Penix wound up as the fourth quarterback selected, possibly due in part to his injury history. During his six-year collegiate career (the first four seasons at Indiana), he was sidelined twice due to anterior cruciate ligament injuries and twice due to shoulder injuries.
Using two starting quarterbacks last year — Desmond Ridder produced a 6-7 record and Taylor Heinicke went 1-3 — Atlanta wound up ranked 27th in the NFL in passer rating at 80.5. The Falcons threw 17 touchdown passes and were intercepted 17 times.
Cousins is a four-time Pro Bowl selection who had missed just one start since 2015 before last year.
Vikings make first trade of draft to take QB J.J. McCarthy
Rather than wait one more pick and risk another team jumping them in the order, the Minnesota Vikings moved up from No. 11 to No. 10 in the NFL draft to take Michigan quarterback J.J. McCarthy on Thursday night in Detroit.

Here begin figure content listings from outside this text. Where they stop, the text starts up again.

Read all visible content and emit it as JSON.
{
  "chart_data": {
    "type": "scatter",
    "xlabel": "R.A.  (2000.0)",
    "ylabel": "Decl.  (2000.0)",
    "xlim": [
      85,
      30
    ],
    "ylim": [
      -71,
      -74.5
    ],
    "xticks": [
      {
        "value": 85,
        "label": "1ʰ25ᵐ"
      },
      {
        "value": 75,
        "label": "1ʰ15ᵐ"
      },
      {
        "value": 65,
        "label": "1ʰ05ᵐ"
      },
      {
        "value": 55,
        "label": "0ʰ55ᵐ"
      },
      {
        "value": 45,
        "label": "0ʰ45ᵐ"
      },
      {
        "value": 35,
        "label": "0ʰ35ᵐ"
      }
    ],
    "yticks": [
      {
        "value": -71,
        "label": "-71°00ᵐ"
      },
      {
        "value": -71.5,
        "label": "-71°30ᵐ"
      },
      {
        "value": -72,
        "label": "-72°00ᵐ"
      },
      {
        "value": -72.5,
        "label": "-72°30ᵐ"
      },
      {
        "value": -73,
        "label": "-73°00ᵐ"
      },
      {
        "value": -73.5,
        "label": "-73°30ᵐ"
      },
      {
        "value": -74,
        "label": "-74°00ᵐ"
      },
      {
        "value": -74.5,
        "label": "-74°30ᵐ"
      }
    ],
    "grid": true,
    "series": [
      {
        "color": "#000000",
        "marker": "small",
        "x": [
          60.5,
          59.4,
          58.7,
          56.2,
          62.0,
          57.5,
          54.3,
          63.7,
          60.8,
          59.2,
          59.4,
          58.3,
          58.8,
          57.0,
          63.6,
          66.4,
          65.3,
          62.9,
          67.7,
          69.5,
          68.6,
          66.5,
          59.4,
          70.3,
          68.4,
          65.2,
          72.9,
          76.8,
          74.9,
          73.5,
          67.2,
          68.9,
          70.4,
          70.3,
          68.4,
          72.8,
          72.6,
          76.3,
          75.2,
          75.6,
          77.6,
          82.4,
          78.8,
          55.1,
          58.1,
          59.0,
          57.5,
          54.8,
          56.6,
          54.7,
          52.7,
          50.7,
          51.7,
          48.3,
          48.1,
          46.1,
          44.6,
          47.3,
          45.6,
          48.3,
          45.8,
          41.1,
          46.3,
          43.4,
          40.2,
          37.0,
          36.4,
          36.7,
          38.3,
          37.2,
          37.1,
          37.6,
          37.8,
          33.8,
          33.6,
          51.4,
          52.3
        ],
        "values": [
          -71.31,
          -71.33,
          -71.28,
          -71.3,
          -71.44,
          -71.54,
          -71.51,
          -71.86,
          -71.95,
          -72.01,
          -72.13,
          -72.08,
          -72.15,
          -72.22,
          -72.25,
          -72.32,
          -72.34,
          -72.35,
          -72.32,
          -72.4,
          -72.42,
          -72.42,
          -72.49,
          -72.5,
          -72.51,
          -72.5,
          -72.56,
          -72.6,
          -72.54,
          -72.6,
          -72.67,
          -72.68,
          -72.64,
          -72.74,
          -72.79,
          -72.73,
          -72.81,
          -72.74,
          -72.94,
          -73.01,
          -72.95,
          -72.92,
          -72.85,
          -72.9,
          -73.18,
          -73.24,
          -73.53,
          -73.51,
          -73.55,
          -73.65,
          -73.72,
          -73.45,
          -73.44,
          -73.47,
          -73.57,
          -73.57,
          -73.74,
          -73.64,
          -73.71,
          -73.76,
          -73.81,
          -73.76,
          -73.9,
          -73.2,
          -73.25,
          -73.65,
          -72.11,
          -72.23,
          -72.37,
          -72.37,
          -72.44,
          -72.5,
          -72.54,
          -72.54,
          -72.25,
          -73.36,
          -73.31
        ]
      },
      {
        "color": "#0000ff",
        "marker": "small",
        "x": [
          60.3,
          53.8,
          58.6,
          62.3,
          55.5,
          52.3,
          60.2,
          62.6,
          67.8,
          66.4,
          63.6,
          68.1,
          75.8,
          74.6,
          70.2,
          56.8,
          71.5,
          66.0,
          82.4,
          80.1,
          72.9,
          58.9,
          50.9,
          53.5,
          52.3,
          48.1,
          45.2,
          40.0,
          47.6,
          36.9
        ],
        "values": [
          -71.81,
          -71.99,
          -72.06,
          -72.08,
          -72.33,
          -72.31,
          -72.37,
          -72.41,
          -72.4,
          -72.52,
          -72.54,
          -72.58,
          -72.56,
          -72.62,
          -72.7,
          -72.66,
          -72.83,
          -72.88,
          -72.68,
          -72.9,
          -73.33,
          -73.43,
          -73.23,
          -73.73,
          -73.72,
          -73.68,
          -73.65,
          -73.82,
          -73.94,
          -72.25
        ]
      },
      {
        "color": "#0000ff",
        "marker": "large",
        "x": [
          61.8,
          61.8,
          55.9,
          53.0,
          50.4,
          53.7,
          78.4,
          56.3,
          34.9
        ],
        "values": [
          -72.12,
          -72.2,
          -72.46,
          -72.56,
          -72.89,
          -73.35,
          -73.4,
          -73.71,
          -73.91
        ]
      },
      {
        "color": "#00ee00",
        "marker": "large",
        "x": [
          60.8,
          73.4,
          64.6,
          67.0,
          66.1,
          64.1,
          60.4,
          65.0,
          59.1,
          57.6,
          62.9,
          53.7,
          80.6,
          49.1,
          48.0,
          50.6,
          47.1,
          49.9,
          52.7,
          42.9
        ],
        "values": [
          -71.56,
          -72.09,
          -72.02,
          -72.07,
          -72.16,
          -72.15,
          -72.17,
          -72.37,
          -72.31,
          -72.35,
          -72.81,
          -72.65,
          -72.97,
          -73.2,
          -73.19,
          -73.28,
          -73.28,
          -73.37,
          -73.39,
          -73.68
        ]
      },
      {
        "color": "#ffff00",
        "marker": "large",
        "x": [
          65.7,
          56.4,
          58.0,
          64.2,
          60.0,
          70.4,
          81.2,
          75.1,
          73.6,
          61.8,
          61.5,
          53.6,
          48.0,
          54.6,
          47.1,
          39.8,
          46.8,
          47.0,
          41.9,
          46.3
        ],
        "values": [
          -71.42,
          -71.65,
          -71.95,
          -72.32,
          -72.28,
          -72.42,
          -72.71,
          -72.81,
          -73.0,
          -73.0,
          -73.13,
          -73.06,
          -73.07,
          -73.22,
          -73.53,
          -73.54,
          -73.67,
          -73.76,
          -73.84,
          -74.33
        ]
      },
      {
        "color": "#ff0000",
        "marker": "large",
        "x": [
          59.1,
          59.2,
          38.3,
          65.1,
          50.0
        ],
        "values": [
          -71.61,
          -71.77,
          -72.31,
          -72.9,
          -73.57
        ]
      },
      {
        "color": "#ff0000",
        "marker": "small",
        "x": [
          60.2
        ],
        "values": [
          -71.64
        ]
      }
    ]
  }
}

The Vikings made the first trade of the draft by swapping spots with the New York Jets. Minnesota sent New York a fourth-rounder (No. 129 overall) and a fifth-rounder (No. 157) while receiving a sixth-rounder (No. 203) from the Jets in the deal.
McCarthy was the fifth quarterback off the board, following Caleb Williams (Chicago), Jayden Daniels (Washington), Drake Maye (New England) and Michael Penix Jr. (Atlanta) at Nos. 1, 2, 3 and 8. Moments later, the Denver Broncos took Oregon quarterback Bo Nix at No. 12 for an unprecedented glut of QBs in the first 12 picks.
McCarthy helped guide Michigan to a national championship in 2023 by passing for 2,991 yards, 22 touchdowns and only four interceptions. He added three touchdowns on the ground.
The Vikings bade farewell to Kirk Cousins this offseason and entered the draft with Sam Darnold, Nick Mullens and Jaren Hall on the QB depth chart.
With the 11th pick, the Jets drafted Penn State offensive tackle Olu Fashanu.